One day, when Mother was working so hard that she could not leave off even for ten minutes, Bobbie carried up her tea to the big bare room that they called Mother’s workshop. It had hardly any furniture. Just a table and a chair and a rug. But always big pots of flowers on the window-sills and on the mantelpiece. The children saw to that. And from the three long uncurtained windows the beautiful stretch of meadow and moorland, the far violet of the hills, and the unchanging changefulness of cloud and sky.
“Here’s your tea, Mother-love,” said Bobbie; “do drink it while it’s hot.”
Mother laid down her pen among the pages that were scattered all over the table, pages covered with her writing, which was almost as plain as print, and much prettier. She ran her hands into her hair, as if she were going to pull it out by handfuls.

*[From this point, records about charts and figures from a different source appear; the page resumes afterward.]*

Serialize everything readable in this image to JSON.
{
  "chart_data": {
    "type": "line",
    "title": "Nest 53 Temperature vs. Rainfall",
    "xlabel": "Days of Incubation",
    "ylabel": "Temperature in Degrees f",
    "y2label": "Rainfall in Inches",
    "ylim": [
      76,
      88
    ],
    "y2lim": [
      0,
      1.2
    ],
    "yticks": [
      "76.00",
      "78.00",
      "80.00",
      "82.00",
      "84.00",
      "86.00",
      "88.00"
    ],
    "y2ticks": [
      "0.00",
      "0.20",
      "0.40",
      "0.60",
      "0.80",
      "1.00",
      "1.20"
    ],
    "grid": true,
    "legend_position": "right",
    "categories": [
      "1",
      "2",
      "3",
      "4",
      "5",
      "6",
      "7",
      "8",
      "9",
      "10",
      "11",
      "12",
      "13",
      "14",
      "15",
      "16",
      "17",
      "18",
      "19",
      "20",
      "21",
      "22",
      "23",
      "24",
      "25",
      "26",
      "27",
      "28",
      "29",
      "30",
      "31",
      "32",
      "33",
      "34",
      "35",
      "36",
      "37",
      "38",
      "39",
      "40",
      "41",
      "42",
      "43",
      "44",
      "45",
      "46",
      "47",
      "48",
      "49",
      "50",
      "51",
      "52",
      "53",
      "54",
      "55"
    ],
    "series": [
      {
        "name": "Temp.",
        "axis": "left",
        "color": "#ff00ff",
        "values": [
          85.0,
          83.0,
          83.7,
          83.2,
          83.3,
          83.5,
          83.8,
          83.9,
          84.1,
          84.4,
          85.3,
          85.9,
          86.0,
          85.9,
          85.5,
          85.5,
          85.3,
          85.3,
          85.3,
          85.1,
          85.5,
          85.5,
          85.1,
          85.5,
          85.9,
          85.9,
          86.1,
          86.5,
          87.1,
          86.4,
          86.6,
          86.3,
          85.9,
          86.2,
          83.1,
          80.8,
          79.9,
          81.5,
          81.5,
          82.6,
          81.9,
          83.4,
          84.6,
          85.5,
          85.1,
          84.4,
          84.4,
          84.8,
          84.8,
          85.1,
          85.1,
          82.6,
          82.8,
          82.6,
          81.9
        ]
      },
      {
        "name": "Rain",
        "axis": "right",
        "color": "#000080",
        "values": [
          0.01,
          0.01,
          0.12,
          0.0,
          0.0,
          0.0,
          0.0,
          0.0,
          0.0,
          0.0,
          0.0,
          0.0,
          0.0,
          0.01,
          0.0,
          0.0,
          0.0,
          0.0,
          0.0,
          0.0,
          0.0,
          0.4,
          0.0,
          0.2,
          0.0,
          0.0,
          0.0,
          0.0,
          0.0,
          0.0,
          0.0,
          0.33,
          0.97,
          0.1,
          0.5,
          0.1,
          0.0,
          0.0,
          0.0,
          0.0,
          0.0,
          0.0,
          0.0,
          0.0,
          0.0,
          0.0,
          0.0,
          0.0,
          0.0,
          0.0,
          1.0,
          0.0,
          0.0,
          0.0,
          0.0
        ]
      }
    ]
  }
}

“Poor dear head,” said Bobbie, “does it ache?”
“No—yes—not much,” said Mother. “Bobbie, do you think Peter and Phil are FORGETTING Father?”

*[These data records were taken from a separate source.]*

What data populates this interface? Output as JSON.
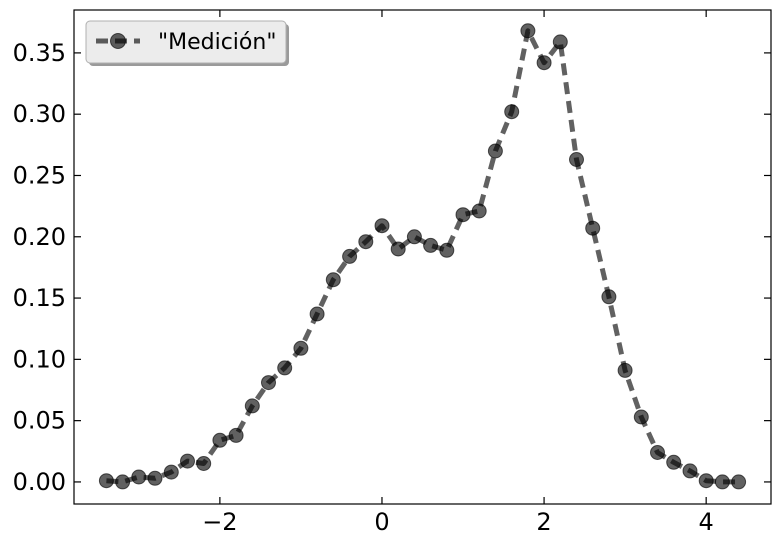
{
  "chart_data": {
    "type": "line",
    "title": "",
    "xlabel": "",
    "ylabel": "",
    "xlim": [
      -3.8,
      4.8
    ],
    "ylim": [
      -0.018,
      0.385
    ],
    "xticks": [
      -2,
      0,
      2,
      4
    ],
    "xtick_labels": [
      "−2",
      "0",
      "2",
      "4"
    ],
    "yticks": [
      0.0,
      0.05,
      0.1,
      0.15,
      0.2,
      0.25,
      0.3,
      0.35
    ],
    "ytick_labels": [
      "0.00",
      "0.05",
      "0.10",
      "0.15",
      "0.20",
      "0.25",
      "0.30",
      "0.35"
    ],
    "grid": false,
    "legend_position": "top-left",
    "series": [
      {
        "name": "\"Medición\"",
        "color": "#000000",
        "line_style": "dashed",
        "marker": "circle",
        "x": [
          -3.4,
          -3.2,
          -3.0,
          -2.8,
          -2.6,
          -2.4,
          -2.2,
          -2.0,
          -1.8,
          -1.6,
          -1.4,
          -1.2,
          -1.0,
          -0.8,
          -0.6,
          -0.4,
          -0.2,
          0.0,
          0.2,
          0.4,
          0.6,
          0.8,
          1.0,
          1.2,
          1.4,
          1.6,
          1.8,
          2.0,
          2.2,
          2.4,
          2.6,
          2.8,
          3.0,
          3.2,
          3.4,
          3.6,
          3.8,
          4.0,
          4.2,
          4.4
        ],
        "y": [
          0.001,
          0.0,
          0.004,
          0.003,
          0.008,
          0.017,
          0.015,
          0.034,
          0.038,
          0.062,
          0.081,
          0.093,
          0.109,
          0.137,
          0.165,
          0.184,
          0.196,
          0.209,
          0.19,
          0.2,
          0.193,
          0.189,
          0.218,
          0.221,
          0.27,
          0.302,
          0.368,
          0.342,
          0.359,
          0.263,
          0.207,
          0.151,
          0.091,
          0.053,
          0.024,
          0.016,
          0.009,
          0.001,
          0.0,
          0.0
        ]
      }
    ]
  }
}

“NO,” said Bobbie, indignantly. “Why?”
“You none of you ever speak of him now.”
Bobbie stood first on one leg and then on the other.
“We often talk about him when we’re by ourselves,” she said.
“But not to me,” said Mother. “Why?”
Bobbie did not find it easy to say why.
“I—you—” she said and stopped. She went over to the window and looked out.
“Bobbie, come here,” said her Mother, and Bobbie came.
“Now,” said Mother, putting her arm round Bobbie and laying her ruffled head against Bobbie’s shoulder, “try to tell me, dear.”
Bobbie fidgeted.
“Tell Mother.”
“Well, then,” said Bobbie, “I thought you were so unhappy about Daddy not being here, it made you worse when I talked about him. So I stopped doing it.”
“And the others?”
“I don’t know about the others,” said Bobbie. “I never said anything about THAT to them. But I expect they felt the same about it as me.”
“Bobbie dear,” said Mother, still leaning her head against her, “I’ll tell you. Besides parting from Father, he and I have had a great sorrow—oh, terrible—worse than anything you can think of, and at first it did hurt to hear you all talking of him as if everything were just the same. But it would be much more terrible if you were to forget him. That would be worse than anything.”
“The trouble,” said Bobbie, in a very little voice—“I promised I would never ask you any questions, and I never have, have I? But— the trouble—it won’t last always?”
“No,” said Mother, “the worst will be over when Father comes home to us.”
“I wish I could comfort you,” said Bobbie.
“Oh, my dear, do you suppose you don’t? Do you think I haven’t noticed how good you’ve all been, not quarrelling nearly as much as you used to—and all the little kind things you do for me—the flowers, and cleaning my shoes, and tearing up to make my bed before I get time to do it myself?”
Bobbie HAD sometimes wondered whether Mother noticed these things.
“That’s nothing,” she said, “to what—”
“I MUST get on with my work,” said Mother, giving Bobbie one last squeeze. “Don’t say anything to the others.”
That evening in the hour before bedtime instead of reading to the children Mother told them stories of the games she and Father used to have when they were children and lived near each other in the country—tales of the adventures of Father with Mother’s brothers when they were all boys together. Very funny stories they were, and the children laughed as they listened.
“Uncle Edward died before he was grown up, didn’t he?” said Phyllis, as Mother lighted the bedroom candles.
“Yes, dear,” said Mother, “you would have loved him. He was such a brave boy, and so adventurous.